World Book Day: Five books to reshuffle your reading list

This World Book Day, we bring you a list of nonfiction tales that may nudge you into stepping out of your comfort zone, and still keep you hooked

By Snigdha Das
Published: Tuesday 23 April 2019

Fictions are comforting, no matter what the plot is. They transport you to the impossible worlds, where you share the joys, aspirations, struggle and tragedies experienced by the characters. Yet you lay curled up because you know the narrative is imaginary and the characters all conjured up.

But truth is stranger than fiction. This World Book Day, we bring you a list of nonfiction tales that may nudge you into stepping out of your comfort zone, and still keep you hooked.

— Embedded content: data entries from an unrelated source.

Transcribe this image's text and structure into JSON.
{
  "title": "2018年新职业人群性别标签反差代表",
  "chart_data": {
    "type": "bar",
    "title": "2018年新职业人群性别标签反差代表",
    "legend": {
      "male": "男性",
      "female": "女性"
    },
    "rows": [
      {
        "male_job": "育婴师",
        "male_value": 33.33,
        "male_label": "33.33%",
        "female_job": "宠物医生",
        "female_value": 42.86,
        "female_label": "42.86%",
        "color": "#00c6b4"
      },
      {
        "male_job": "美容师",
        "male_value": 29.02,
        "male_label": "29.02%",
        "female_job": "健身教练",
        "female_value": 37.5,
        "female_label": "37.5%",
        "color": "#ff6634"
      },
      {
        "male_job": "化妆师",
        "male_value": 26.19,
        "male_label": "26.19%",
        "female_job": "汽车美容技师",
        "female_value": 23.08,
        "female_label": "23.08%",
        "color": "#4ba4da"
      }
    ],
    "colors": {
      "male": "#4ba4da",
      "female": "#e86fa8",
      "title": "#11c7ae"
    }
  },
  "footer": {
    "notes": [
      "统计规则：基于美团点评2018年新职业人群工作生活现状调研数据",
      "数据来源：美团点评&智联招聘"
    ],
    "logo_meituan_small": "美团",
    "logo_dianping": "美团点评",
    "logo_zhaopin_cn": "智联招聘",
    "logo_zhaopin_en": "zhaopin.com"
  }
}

Why I should be Tolerant: This is a well-argued collection of essays by noted environmentalist and Down To Earth Editor-in-chief Sunita Narain which chronicles the global development discourse from the 20th and 21st centuries. Narain, listed by Time magazine as one of the world's 100 Most Influential People, has captured in this quasi-autobiographical book the origin and context of the most important environmental issues of our times. Her essays delve into, among other things, the problem of inequity, the “right” development model and most importantly, the role of the poor in the overall environmental discourse.


First Food: Culture of taste: This is a collection of nearly 50 recipes that use local ingredients, some of which may be available only during a particular season for a short time. These ingredients include almost all parts of a plant, be it leaves, fruits, flowers, seeds or tubers. Though still relished by communities across India, they are fast vanishing from the urban platter.


Frames of Change: The challenge before India is immense. We need to maximise the productivity of our environment in a sustainable manner. The book chronicles 41 inspiring initiatives that can be replicated to overcome these challenges. These initiatives can inspire out-of-the-box thinking among those who wish to start entrepreneurial ventures with a social purpose. While some have already become templates for wider changes, others can inspire governments to do more.

Body Burden: Lifestyle Diseases: Whether it is heart diseases, respiratory illnesses, cancer, obesity or food allergies, emerging research reveals that the rise in their incidences is due to environmental factors — rapid urbanisation, air pollution and changes in diet — rather than genes. These lifestyle diseases or non-communicable diseases (NCDs) are responsible for more than 61 per cent of all deaths in India and result in huge economic losses. The book captures the finer points of what latest research and surveys have to offer, and presents the views of subject specialists. More importantly, it details pathways that we need to adopt to reverse this trend, including what you as an individual can do to guard yourself against these diseases.  

The Crow, Honey Hunter and the Kitchen Garden: A mango tree in love with a little girl, a huge pit which swallows cows, a goddess who steals honey, a weeping snowman, a talking mobile phone and many more such characters. These are a collection of magical stories that can help the younger generation understand the non-fictional realities of environment and climate change in their own language.